The Student News Site of Tarrant County College

The Collegian

The Student News Site of Tarrant County College

The Collegian

The Student News Site of Tarrant County College

The Collegian

Advisor suggests saving money, other debt-reducing strategies

By Tamenia Jourdan/reporter

Seven out of 10 Americans live paycheck to paycheck. The total U.S. debt is $17 trillion. In one recent year, the average American family spent 120 percent of its monthly income.

Those were some of the statistics cited by Randy Saleh, NE academic advisor, in A Culture of Debt Oct. 1.

“How many of you have taken out loans?” Saleh asked.

All the people in the audience raised their hands.

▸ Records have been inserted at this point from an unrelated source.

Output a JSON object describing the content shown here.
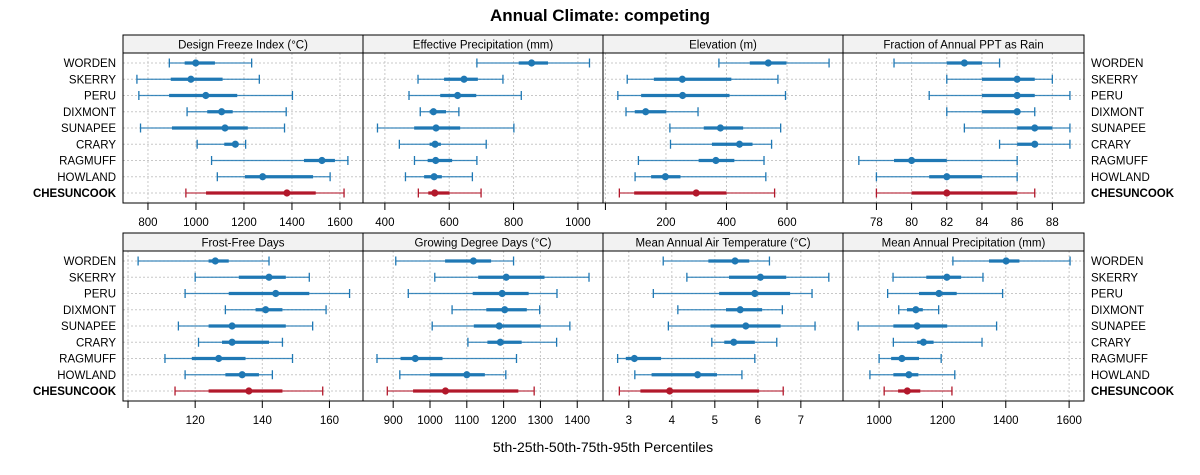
{
  "chart_data": {
    "type": "dotplot-percentile",
    "title": "Annual Climate: competing",
    "xlabel": "5th-25th-50th-75th-95th Percentiles",
    "ylabel": "",
    "legend": "none",
    "grid": true,
    "colors": {
      "default": "#1f78b4",
      "highlight": "#b2182b",
      "strip_bg": "#f2f2f2",
      "grid": "#c8c8c8"
    },
    "categories": [
      "WORDEN",
      "SKERRY",
      "PERU",
      "DIXMONT",
      "SUNAPEE",
      "CRARY",
      "RAGMUFF",
      "HOWLAND",
      "CHESUNCOOK"
    ],
    "highlight_category": "CHESUNCOOK",
    "percentile_keys": [
      "p5",
      "p25",
      "p50",
      "p75",
      "p95"
    ],
    "panels": [
      {
        "title": "Design Freeze Index (°C)",
        "xlim": [
          696,
          1696
        ],
        "ticks": [
          800,
          1000,
          1200,
          1400,
          1600
        ],
        "rows": [
          [
            889,
            953,
            999,
            1079,
            1232
          ],
          [
            754,
            895,
            979,
            1111,
            1264
          ],
          [
            762,
            888,
            1041,
            1172,
            1402
          ],
          [
            963,
            1047,
            1107,
            1153,
            1376
          ],
          [
            769,
            900,
            1121,
            1216,
            1369
          ],
          [
            1005,
            1118,
            1164,
            1177,
            1207
          ],
          [
            1065,
            1450,
            1525,
            1579,
            1633
          ],
          [
            1089,
            1204,
            1278,
            1488,
            1559
          ],
          [
            958,
            1042,
            1379,
            1499,
            1617
          ]
        ]
      },
      {
        "title": "Effective Precipitation (mm)",
        "xlim": [
          332,
          1078
        ],
        "ticks": [
          400,
          600,
          800,
          1000
        ],
        "rows": [
          [
            686,
            816,
            856,
            907,
            1036
          ],
          [
            503,
            584,
            646,
            689,
            767
          ],
          [
            475,
            572,
            626,
            684,
            824
          ],
          [
            510,
            539,
            551,
            590,
            630
          ],
          [
            377,
            491,
            559,
            634,
            801
          ],
          [
            445,
            539,
            556,
            574,
            715
          ],
          [
            492,
            533,
            558,
            609,
            686
          ],
          [
            464,
            522,
            553,
            577,
            672
          ],
          [
            504,
            535,
            555,
            601,
            699
          ]
        ]
      },
      {
        "title": "Elevation (m)",
        "xlim": [
          -8,
          785
        ],
        "ticks": [
          0,
          200,
          400,
          600
        ],
        "tick_labels": [
          "",
          "200",
          "400",
          "600"
        ],
        "rows": [
          [
            375,
            477,
            538,
            598,
            739
          ],
          [
            72,
            160,
            254,
            416,
            570
          ],
          [
            41,
            118,
            255,
            410,
            595
          ],
          [
            68,
            97,
            133,
            201,
            306
          ],
          [
            213,
            325,
            380,
            455,
            579
          ],
          [
            215,
            352,
            443,
            486,
            549
          ],
          [
            109,
            308,
            365,
            426,
            524
          ],
          [
            98,
            151,
            198,
            248,
            530
          ],
          [
            46,
            95,
            300,
            400,
            559
          ]
        ]
      },
      {
        "title": "Fraction of Annual PPT as Rain",
        "xlim": [
          76.1,
          89.8
        ],
        "ticks": [
          78,
          80,
          82,
          84,
          86,
          88
        ],
        "rows": [
          [
            79,
            82,
            83,
            84,
            85
          ],
          [
            82,
            84,
            86,
            87,
            88
          ],
          [
            81,
            84,
            86,
            87,
            89
          ],
          [
            82,
            84,
            86,
            86,
            87
          ],
          [
            83,
            86,
            87,
            88,
            89
          ],
          [
            85,
            86,
            87,
            87,
            89
          ],
          [
            77,
            79,
            80,
            82,
            86
          ],
          [
            78,
            81,
            82,
            84,
            86
          ],
          [
            78,
            80,
            82,
            86,
            87
          ]
        ]
      },
      {
        "title": "Frost-Free Days",
        "xlim": [
          98.5,
          170
        ],
        "ticks": [
          100,
          120,
          140,
          160
        ],
        "tick_labels": [
          "",
          "120",
          "140",
          "160"
        ],
        "rows": [
          [
            103,
            124,
            126,
            130,
            142
          ],
          [
            120,
            133,
            142,
            147,
            154
          ],
          [
            117,
            130,
            144,
            154,
            166
          ],
          [
            129,
            138,
            141,
            146,
            159
          ],
          [
            115,
            124,
            131,
            147,
            155
          ],
          [
            121,
            128,
            131,
            142,
            146
          ],
          [
            111,
            119,
            127,
            135,
            149
          ],
          [
            117,
            129,
            134,
            139,
            143
          ],
          [
            114,
            124,
            136,
            146,
            158
          ]
        ]
      },
      {
        "title": "Growing Degree Days (°C)",
        "xlim": [
          818,
          1470
        ],
        "ticks": [
          900,
          1000,
          1100,
          1200,
          1300,
          1400
        ],
        "rows": [
          [
            907,
            1041,
            1118,
            1166,
            1227
          ],
          [
            1013,
            1131,
            1207,
            1311,
            1432
          ],
          [
            941,
            1116,
            1196,
            1268,
            1345
          ],
          [
            1060,
            1153,
            1203,
            1263,
            1298
          ],
          [
            1006,
            1119,
            1188,
            1301,
            1380
          ],
          [
            1103,
            1156,
            1191,
            1249,
            1344
          ],
          [
            856,
            920,
            960,
            1034,
            1235
          ],
          [
            918,
            1000,
            1100,
            1149,
            1206
          ],
          [
            884,
            954,
            1042,
            1240,
            1283
          ]
        ]
      },
      {
        "title": "Mean Annual Air Temperature (°C)",
        "xlim": [
          2.4,
          7.98
        ],
        "ticks": [
          3,
          4,
          5,
          6,
          7
        ],
        "rows": [
          [
            3.8,
            4.85,
            5.47,
            5.8,
            6.27
          ],
          [
            4.35,
            5.33,
            6.06,
            6.66,
            7.65
          ],
          [
            3.57,
            5.1,
            5.93,
            6.75,
            7.26
          ],
          [
            4.14,
            5.26,
            5.59,
            6.1,
            6.57
          ],
          [
            3.92,
            4.9,
            5.72,
            6.53,
            7.33
          ],
          [
            4.93,
            5.22,
            5.44,
            5.93,
            6.44
          ],
          [
            2.74,
            2.93,
            3.13,
            3.75,
            5.93
          ],
          [
            3.14,
            3.53,
            4.6,
            5.05,
            5.63
          ],
          [
            2.78,
            3.27,
            3.95,
            6.03,
            6.59
          ]
        ]
      },
      {
        "title": "Mean Annual Precipitation (mm)",
        "xlim": [
          886,
          1647
        ],
        "ticks": [
          1000,
          1200,
          1400,
          1600
        ],
        "rows": [
          [
            1233,
            1347,
            1401,
            1443,
            1603
          ],
          [
            1044,
            1149,
            1214,
            1259,
            1328
          ],
          [
            1027,
            1126,
            1189,
            1245,
            1390
          ],
          [
            1062,
            1088,
            1116,
            1138,
            1188
          ],
          [
            934,
            1045,
            1120,
            1215,
            1371
          ],
          [
            1045,
            1120,
            1140,
            1172,
            1325
          ],
          [
            1000,
            1038,
            1072,
            1126,
            1196
          ],
          [
            971,
            1045,
            1094,
            1124,
            1239
          ],
          [
            1016,
            1060,
            1089,
            1130,
            1230
          ]
        ]
      }
    ]
  }
}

Addressing the debt Americans have accumulated over the last century, Saleh suggested several ways to get out of debt and stay out of debt.

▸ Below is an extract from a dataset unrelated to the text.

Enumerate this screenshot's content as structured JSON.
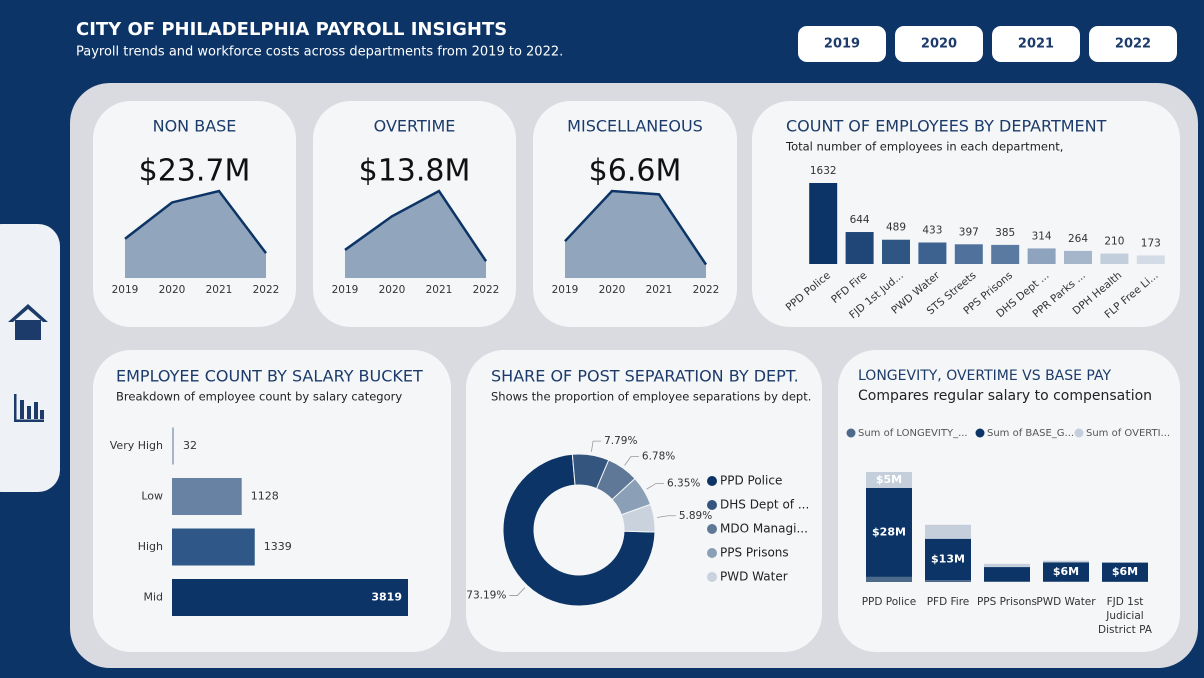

Seventy percent of Americans live paycheck to paycheck with no savings to rely on, Saleh said. Most people’s paychecks are gone the same day they get paid, he added, or even before they get paid.

“Payday is a holiday for Americans,” he said.

One of Saleh’s proposals to get of out debt was to save. In 2006-2007, the average American family spent 120 percent of its monthly income. Credit card debt and student loans were largely to blame for that statistic, Saleh said.

He encouraged the audience to pay back loans within a short time and to pay bills on time.

“The average amount of money banks make on fees is over $30 billion a year,” he said.

He recommended that any money not being used for basic necessities should be put into an emergency fund. That could help avoid taking out another loan or borrowing from family or friends, he said.

The average American family only has about $1,500 in its bank account, Saleh said, while the average Japanese family has about $20,000.

Saleh stressed the importance of having good credit. Credit scores are based on a scale of 0 to 850, he said, and most Americans have an average credit score of 678. A good credit score ranges between 720 and 749, and a score above 750 is excellent, he said.

A high credit score means a person will pay less for loans and a lower interest rate, Saleh said. Having good credit can save money and is a big part of cutting debt and becoming financially stable.

Saleh said young people should try to build their credit scores up at an early age because having no credit is just as bad as having poor credit.

To save money, Saleh suggested students live at home even after graduating. That would help them to fully pay back student loans and provide an opportunity to save.

“Start being proactive until you’re upset you’re not going to do anything about it,” he said.

Manar Lamichhane, a NE science major, said the speech opened his eyes to a lot of things.

“Following the tips and acclimating the guidelines into my life will help me manage money,” he said.

The most important thing he learned from the speech, he added, was to cut debt.

“The game can be beaten if you play it differently,” Saleh said.